CT depicts a ring-enhancing lesion with hyperdense fluid and surrounding edema. On MRI, the internal fluid appears slightly hyperintense to CSF on T1 and hyperintense on T2 and FLAIR sequences. Fluid-fluid levels can be observed within the cyst. Surrounding vasogenic edema appears hypointense on T1, and hyperintense on T2 and FLAIR images. The initially present scolex eventually disappears, rendering scolex-free cystic lesions during the late phase of this stage ( Figs. 9.5–9.7 ).

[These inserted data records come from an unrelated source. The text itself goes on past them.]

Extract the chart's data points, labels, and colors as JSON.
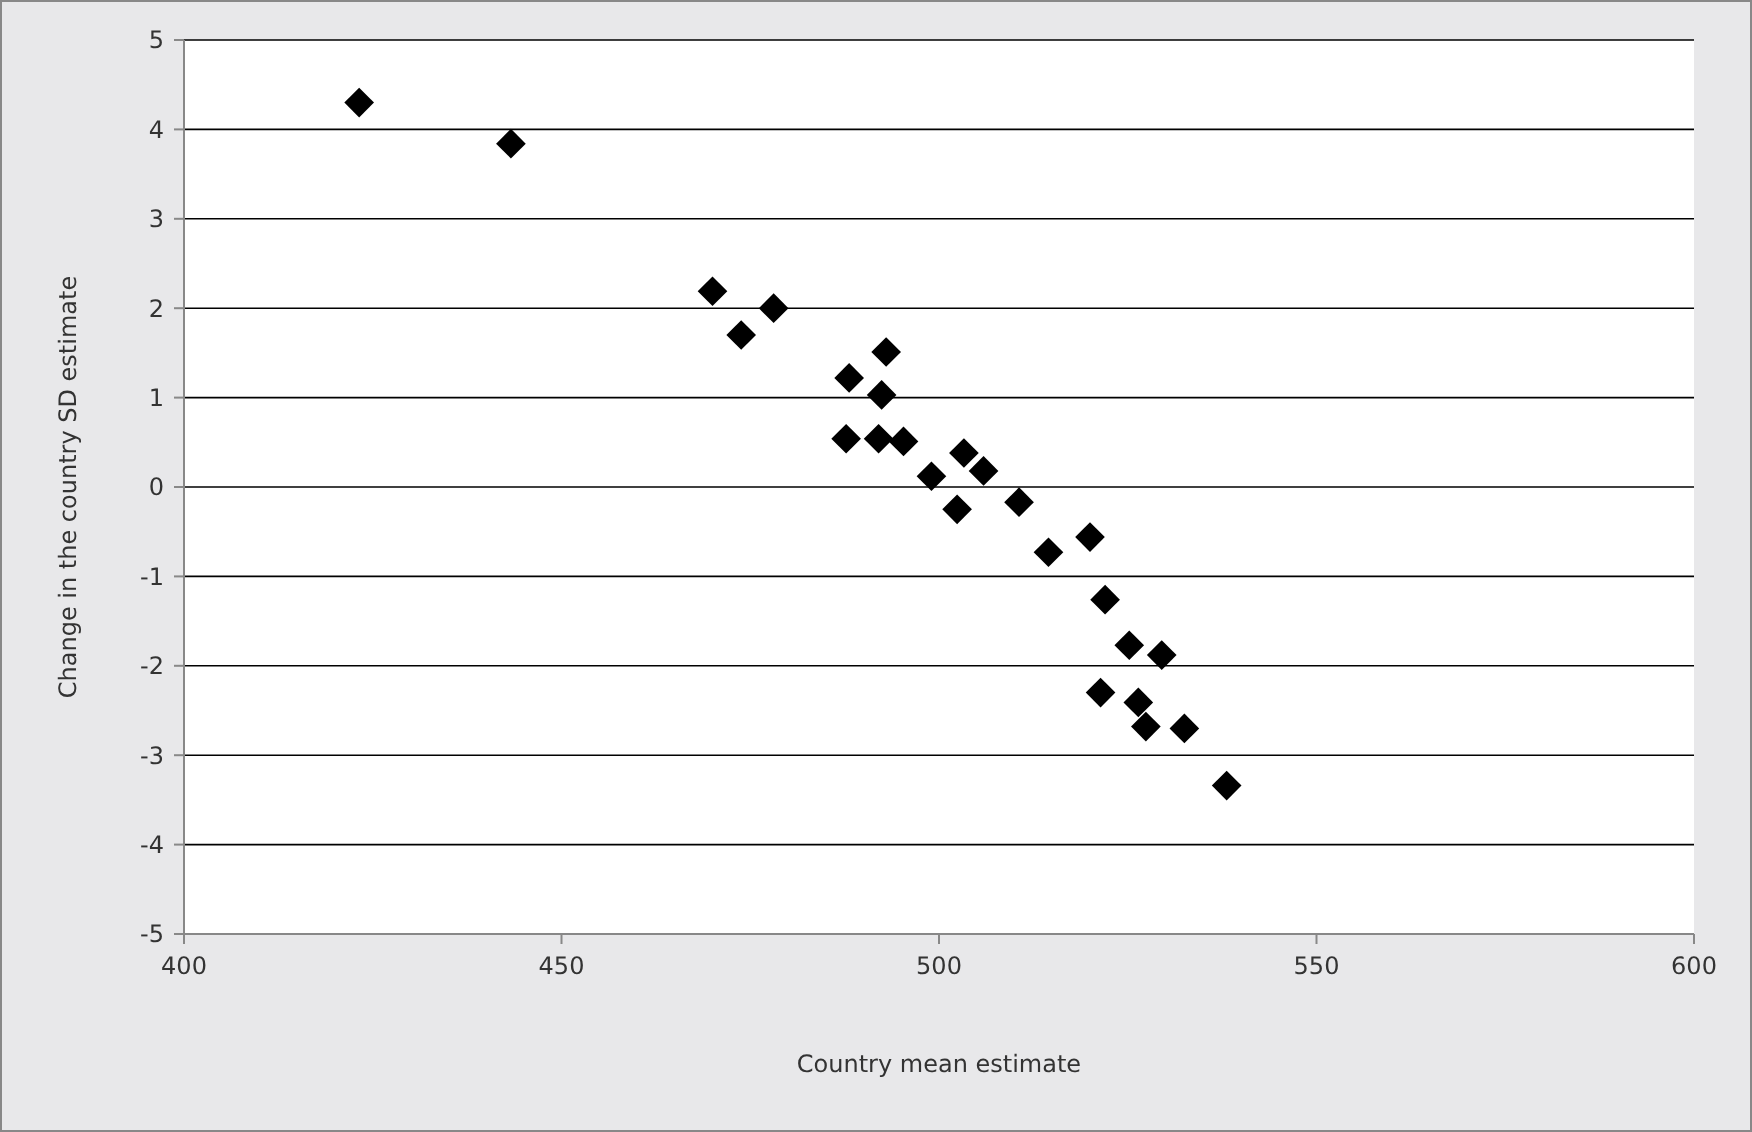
{
  "chart_data": {
    "type": "scatter",
    "xlabel": "Country mean estimate",
    "ylabel": "Change in the country SD estimate",
    "x": [
      423.2,
      443.3,
      470.0,
      473.8,
      478.1,
      493.0,
      488.1,
      492.4,
      487.7,
      492.0,
      495.3,
      503.3,
      505.9,
      499.0,
      502.4,
      510.6,
      520.0,
      514.5,
      522.0,
      525.2,
      529.5,
      521.4,
      526.4,
      527.4,
      532.5,
      538.1
    ],
    "values": [
      4.3,
      3.84,
      2.19,
      1.7,
      2.0,
      1.51,
      1.22,
      1.03,
      0.54,
      0.54,
      0.51,
      0.38,
      0.18,
      0.12,
      -0.25,
      -0.17,
      -0.56,
      -0.73,
      -1.26,
      -1.77,
      -1.88,
      -2.3,
      -2.41,
      -2.68,
      -2.7,
      -3.34
    ],
    "color": "#000000",
    "marker": "diamond",
    "xlim": [
      400,
      600
    ],
    "xticks": [
      400,
      450,
      500,
      550,
      600
    ],
    "ylim": [
      -5,
      5
    ],
    "yticks": [
      -5,
      -4,
      -3,
      -2,
      -1,
      0,
      1,
      2,
      3,
      4,
      5
    ],
    "grid": "y"
  }
}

The diagnosis can be challenging in patients with only a single cyst at the colloidal vesicular stage and with findings of ring-like enhancement and surrounding vasogenic edema. Thus a contributory clinical history is of paramount importance. In patients with numerous lesions in this stage, encephalitis can occur, and the ensuing host inflammatory response can cause diffuse brain edema and collapse of the ventricular system. This is particularly seen in children and after the use of oral antihelminthic agents.
Granular-Nodular Stage
At this stage the cyst decreases in size as its fluid is absorbed, resulting in the formation of a granulomatous noncalcified solid or small ring-like nodule. Imaging reveals a small ring-enhancing or solid nodule with persistent but decreased surrounding edema. When ring-enhancing, the wall is usually thicker in comparison with the colloidal vesicular stage. When nodular, the lesion is isointense to brain parenchyma on T1 and iso- to hypointense on T2 and T2*, related to developing mineralization prior to complete evolution into the calcified-nodular stage ( Fig. 9.8 ).
Calcified Nodular Stage
In this final nonactive stage, the cysticerci manifest as granulomatous lesions that have involuted and become completely calcified. These are best seen on CT, appearing as small high-density calcified nodules without edema or enhancement. On MRI, the nodules appear hypointense on all sequences due to calcification, and there should be no edema or enhancement. However, very subtle peripheral enhancement can be observed on MRI during the final transition from the granular nodular to the calcified nodular stage ( Fig. 9.9 ).